“If you want to catch something, running after it isn’t always the best way.” (Lois McMaster Bujold) – from the blog Jack's Winning Words. In his blog post Jack went on to say - I remember reading about a cat named, Happy. He would never come when called. Then, when least expected, he would suddenly be your lap. It’s often that way with happiness. It’s elusive…and, then, suddenly, it’s in your lap. Haven’t you found that some of the best things in your life have come unexpectedly? ;-) Jack
This is one of those sayings that probably evoke a lot of. “Yes, but” replies. Almost all of the management books and self-help books would likely have advice more along the lines of how to better prepare for the chase and how to best pursue what you want. I think what the author of the saying was going after is that sometimes you have to let what you’re trying to catch come to you. That’s how many of us get our clients – they come to us for various reasons. We’d like to assume that it’s because of something we did to promote ourselves and our services, but sometimes it’s for completely off-the-wall reasons.
The saying doesn’t say that running after something you’re trying to catch is always bad, just that it might not be the best way. I could probably sit here all day waiting for a FSBO or expired listing to crawl into my lap, but it ain’t gonna happen. Those are cases where running after what you’re trying to catch is almost required. It’s true that the “running after” part can just be effective advertising, but that too is a part of the chase.

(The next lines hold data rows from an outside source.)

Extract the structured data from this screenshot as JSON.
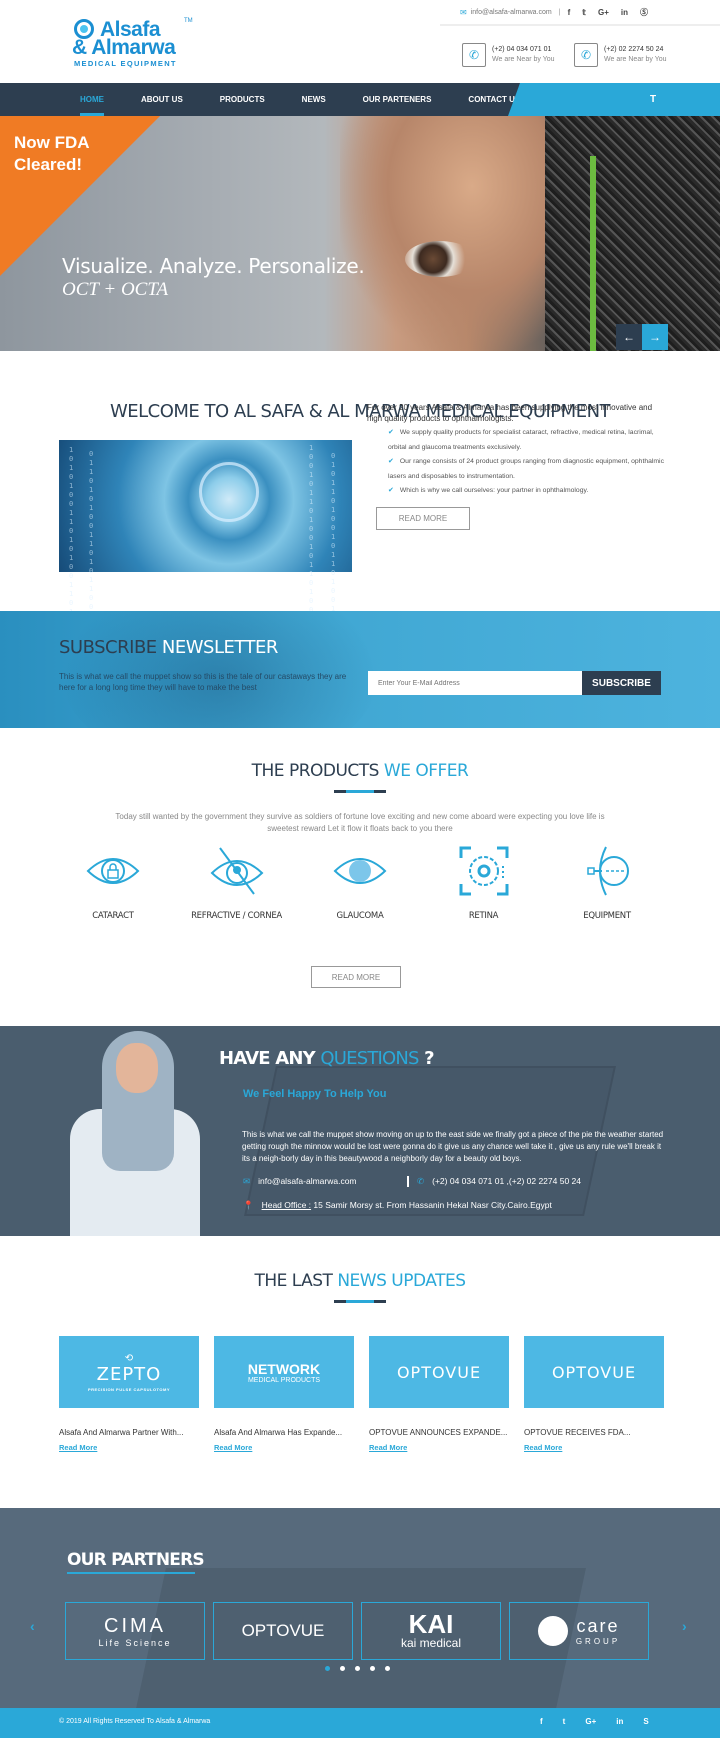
{
  "header": {
    "logo": {
      "line1": "Alsafa",
      "line2": "& Almarwa",
      "line3": "MEDICAL EQUIPMENT",
      "tm": "TM"
    },
    "topbar": {
      "email": "info@alsafa-almarwa.com",
      "separator": "|",
      "social": [
        {
          "name": "facebook-icon",
          "glyph": "f"
        },
        {
          "name": "twitter-icon",
          "glyph": "🐦"
        },
        {
          "name": "google-plus-icon",
          "glyph": "G+"
        },
        {
          "name": "linkedin-icon",
          "glyph": "in"
        },
        {
          "name": "skype-icon",
          "glyph": "S"
        }
      ]
    },
    "phones": [
      {
        "number": "(+2) 04 034 071 01",
        "sub": "We are Near by You"
      },
      {
        "number": "(+2) 02 2274 50 24",
        "sub": "We are Near by You"
      }
    ]
  },
  "nav": {
    "items": [
      "HOME",
      "ABOUT US",
      "PRODUCTS",
      "NEWS",
      "OUR PARTENERS",
      "CONTACT US"
    ],
    "active": "HOME",
    "search_icon": "T"
  },
  "hero": {
    "badge": "Now FDA Cleared!",
    "tagline": "Visualize. Analyze. Personalize.",
    "subtagline": "OCT + OCTA",
    "prev": "←",
    "next": "→"
  },
  "welcome": {
    "title": "WELCOME TO AL SAFA & AL MARWA MEDICAL EQUIPMENT",
    "intro": "For over 20 years Alsafa & Almarwa has been supplying the most innovative and high quality products to ophthalmologists.",
    "bullets": [
      "We supply quality products for specialist cataract, refractive, medical retina, lacrimal, orbital and glaucoma treatments exclusively.",
      "Our range consists of 24 product groups ranging from diagnostic equipment, ophthalmic lasers and disposables to instrumentation.",
      "Which is why we call ourselves: your partner in ophthalmology."
    ],
    "check": "✔",
    "read_more": "READ MORE"
  },
  "newsletter": {
    "title_a": "SUBSCRIBE",
    "title_b": "NEWSLETTER",
    "text": "This is what we call the muppet show so this is the tale of our castaways they are here for a long long time they will have to make the best",
    "placeholder": "Enter Your E-Mail Address",
    "button": "SUBSCRIBE"
  },
  "products": {
    "title_a": "THE PRODUCTS",
    "title_b": "WE OFFER",
    "desc": "Today still wanted by the government they survive as soldiers of fortune love exciting and new come aboard were expecting you love life is sweetest reward Let it flow it floats back to you there",
    "items": [
      {
        "label": "CATARACT",
        "icon": "eye-lock-icon"
      },
      {
        "label": "REFRACTIVE / CORNEA",
        "icon": "eye-slash-icon"
      },
      {
        "label": "GLAUCOMA",
        "icon": "eye-icon"
      },
      {
        "label": "RETINA",
        "icon": "retina-scan-icon"
      },
      {
        "label": "EQUIPMENT",
        "icon": "eye-laser-icon"
      }
    ],
    "read_more": "READ MORE"
  },
  "questions": {
    "title_a": "HAVE ANY",
    "title_b": "QUESTIONS",
    "title_c": "?",
    "subtitle": "We Feel Happy To Help You",
    "text": "This is what we call the muppet show moving on up to the east side we finally got a piece of the pie the weather started getting rough the minnow would be lost were gonna do it give us any chance well take it , give us any rule we'll break it its a neigh-borly day in this beautywood a neighborly day for a beauty old boys.",
    "email": "info@alsafa-almarwa.com",
    "phones": "(+2) 04 034 071 01 ,(+2) 02 2274 50 24",
    "office_label": "Head Office :",
    "office": "15 Samir Morsy st. From Hassanin Hekal Nasr City.Cairo.Egypt"
  },
  "updates": {
    "title_a": "THE LAST",
    "title_b": "NEWS UPDATES",
    "cards": [
      {
        "logo": "ZEPTO",
        "logo_sub": "PRECISION PULSE CAPSULOTOMY",
        "title": "Alsafa And Almarwa Partner With...",
        "link": "Read More"
      },
      {
        "logo": "NETWORK",
        "logo_sub": "MEDICAL PRODUCTS",
        "title": "Alsafa And Almarwa Has Expande...",
        "link": "Read More"
      },
      {
        "logo": "OPTOVUE",
        "logo_sub": "",
        "title": "OPTOVUE ANNOUNCES EXPANDE...",
        "link": "Read More"
      },
      {
        "logo": "OPTOVUE",
        "logo_sub": "",
        "title": "OPTOVUE RECEIVES FDA...",
        "link": "Read More"
      }
    ]
  },
  "partners": {
    "title": "OUR PARTNERS",
    "items": [
      {
        "name": "CIMA",
        "sub": "Life Science"
      },
      {
        "name": "OPTOVUE",
        "sub": ""
      },
      {
        "name": "KAI",
        "sub": "kai medical"
      },
      {
        "name": "care",
        "sub": "GROUP"
      }
    ],
    "prev": "‹",
    "next": "›",
    "dots": 5,
    "active_dot": 1
  },
  "footer": {
    "copyright": "© 2019 All Rights Reserved To Alsafa & Almarwa",
    "social": [
      "f",
      "t",
      "G+",
      "in",
      "S"
    ]
  },
  "colors": {
    "accent": "#2aa8d8",
    "dark": "#2d3e50",
    "orange": "#f07b24"
  }
}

I do a reasonable amount of what I would have to classify as “passive advertising” – running an informational web site on short sales, for instance, and running another web site that is focused upon local community events. Those forms of advertising allow people to discover me and my services without being pushy about them (not running after them). Even blogging can be a good passive way to advertise your expertise, with some bloggers even pushing beyond passive using a more provocative approach. I also post to three blogs; two of them overtly focused upon my real estate business. I combine those passive efforts with the more pro-active techniques of advertising – mailings, newsletters, email campaigns, etc. You really need some of both, because some clients need more encouragement than others to take action.
People who fish and hunt know that you don’t go out and drop a line in the water or climb up into your blind and immediately catch a fish or see a deer. It takes patience and perseverance to fish or hunt. The same traits are required for the real estate business. So, I’ll keep at it; even if I’m not running after clients. When you least expect it, someone will turn up in my lap wanting to sell their house – maybe you.